By Dan Kadlec
November 7, 2016
U.S. President Barack Obama delivers the State of the Union address to a joint session of Congress in the House Chamber at the U.S. Capitol on January 28, 2014 in Washington, DC.
Mark Wilson—Getty Images

Annual open-enrollment season is upon millions of workers, and a third of those in the private sector are finding out again that they have no employer-sponsored savings plan. That means they must save on their own.

One popular choice for tax-free growth of retirement savings is a Roth IRA. Another option that new savers should also know about, if they don’t already, is a myRA.

The myRA is technically a type of Roth IRA so both are subject to the same contribution and eligibility limits. In both cases you can at any time take out the amount you have contributed without penalty. But in other ways they are worlds apart.

You are probably more familiar with the basic Roth, where you open an account with a financial firm and make after-tax contributions that grow tax-free. The money typically is invested in a mix of stocks, bonds and cash, usually through mutual funds. You typically pay some fees, such as the ongoing expense charges built into funds. Firms often specify a minimum initial investment.

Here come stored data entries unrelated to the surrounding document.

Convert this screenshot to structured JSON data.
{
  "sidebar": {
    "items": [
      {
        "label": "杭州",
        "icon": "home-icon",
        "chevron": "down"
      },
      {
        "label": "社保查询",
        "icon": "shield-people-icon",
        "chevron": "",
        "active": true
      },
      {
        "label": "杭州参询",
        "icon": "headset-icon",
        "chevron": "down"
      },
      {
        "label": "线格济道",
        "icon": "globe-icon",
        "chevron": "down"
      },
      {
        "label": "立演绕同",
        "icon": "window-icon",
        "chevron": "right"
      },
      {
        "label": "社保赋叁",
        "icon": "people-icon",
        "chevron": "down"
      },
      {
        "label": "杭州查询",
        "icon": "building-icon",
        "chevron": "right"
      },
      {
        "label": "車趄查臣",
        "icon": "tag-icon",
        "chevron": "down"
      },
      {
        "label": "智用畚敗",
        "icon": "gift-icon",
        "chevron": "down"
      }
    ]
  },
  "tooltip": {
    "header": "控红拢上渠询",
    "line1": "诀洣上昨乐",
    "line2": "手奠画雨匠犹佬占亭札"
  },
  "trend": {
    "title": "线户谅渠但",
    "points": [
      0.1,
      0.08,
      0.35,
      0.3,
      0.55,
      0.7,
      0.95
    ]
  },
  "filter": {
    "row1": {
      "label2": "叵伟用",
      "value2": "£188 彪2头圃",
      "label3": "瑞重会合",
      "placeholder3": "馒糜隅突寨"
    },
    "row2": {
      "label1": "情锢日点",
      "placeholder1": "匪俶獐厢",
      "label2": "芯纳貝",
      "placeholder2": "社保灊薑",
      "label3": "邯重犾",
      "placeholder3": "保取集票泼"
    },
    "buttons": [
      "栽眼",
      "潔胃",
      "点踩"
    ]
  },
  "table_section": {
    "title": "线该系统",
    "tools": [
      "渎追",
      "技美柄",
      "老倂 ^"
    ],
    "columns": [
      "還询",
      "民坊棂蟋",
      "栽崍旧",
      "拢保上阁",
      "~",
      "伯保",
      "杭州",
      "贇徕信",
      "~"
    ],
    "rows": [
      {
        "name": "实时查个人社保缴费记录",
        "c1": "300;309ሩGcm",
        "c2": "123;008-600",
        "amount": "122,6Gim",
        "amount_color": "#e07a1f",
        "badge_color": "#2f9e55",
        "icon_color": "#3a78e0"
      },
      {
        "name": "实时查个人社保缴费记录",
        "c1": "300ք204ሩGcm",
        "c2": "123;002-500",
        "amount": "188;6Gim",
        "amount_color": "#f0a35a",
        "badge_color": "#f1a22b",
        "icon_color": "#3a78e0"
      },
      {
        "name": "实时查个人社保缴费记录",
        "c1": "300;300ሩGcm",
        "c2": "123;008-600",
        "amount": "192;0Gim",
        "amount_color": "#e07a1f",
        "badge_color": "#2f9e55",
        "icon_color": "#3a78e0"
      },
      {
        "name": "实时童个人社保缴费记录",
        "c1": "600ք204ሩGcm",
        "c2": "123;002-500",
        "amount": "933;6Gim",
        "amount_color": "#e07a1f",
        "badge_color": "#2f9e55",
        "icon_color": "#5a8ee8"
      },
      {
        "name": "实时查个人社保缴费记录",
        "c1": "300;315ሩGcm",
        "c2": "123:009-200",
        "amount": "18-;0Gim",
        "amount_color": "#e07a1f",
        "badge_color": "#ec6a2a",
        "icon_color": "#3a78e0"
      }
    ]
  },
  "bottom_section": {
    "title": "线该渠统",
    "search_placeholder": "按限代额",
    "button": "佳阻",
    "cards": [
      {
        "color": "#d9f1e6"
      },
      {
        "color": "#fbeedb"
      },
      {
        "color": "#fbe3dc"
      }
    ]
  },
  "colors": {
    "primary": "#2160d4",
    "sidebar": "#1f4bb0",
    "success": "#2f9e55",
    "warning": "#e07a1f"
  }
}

A myRA is essentially a starter kit for Roth investing. The federal government runs the program, which was announced by President Obama in his January 2014 State of the Union address. Sign up at There are no fees and no investment minimums, and what really makes the myRA different—there are no investment risks. Your money is invested in a secure government-backed savings bond now paying annual interest of about 2%.

You may fund the myRA with automatic deposits from a bank account, direct deposit from your employer, or even by marking your tax return to earmark part of your tax refund for the myRA account.

Unlike a Roth from a financial firm, the myRA is not meant to be a long-term retirement savings solution. Once your balance reaches $15,000, or 30 years have passed, you must roll your money over to a standard Roth. And the low rate of return, which may not keep pace with inflation, means you will never amass significant savings in this account.

Read next: 5 Essential Retirement Moves for Couples in Their 20s and 30s

So why bother with a myRA? You shouldn’t—if you already have the discipline to save regularly and are comfortable with the near-term risks and long-term advantages of stock and bond funds. Max out your 401(k) plan if you have access to one, or contribute at least enough to get the entire company match. If you don’t have a 401(k), just get started in a standard Roth right away.

But if saving is new to you, and you worry about the markets, and you have very small amounts to get started, a myRA may be your best bet. You will establish a habit of saving and enjoy watching your retirement assets grow. In time, you will want to see your money grow faster and you will hopefully understand that riskier assets over the long term pay more and, in a long-term context, really aren’t all that risky.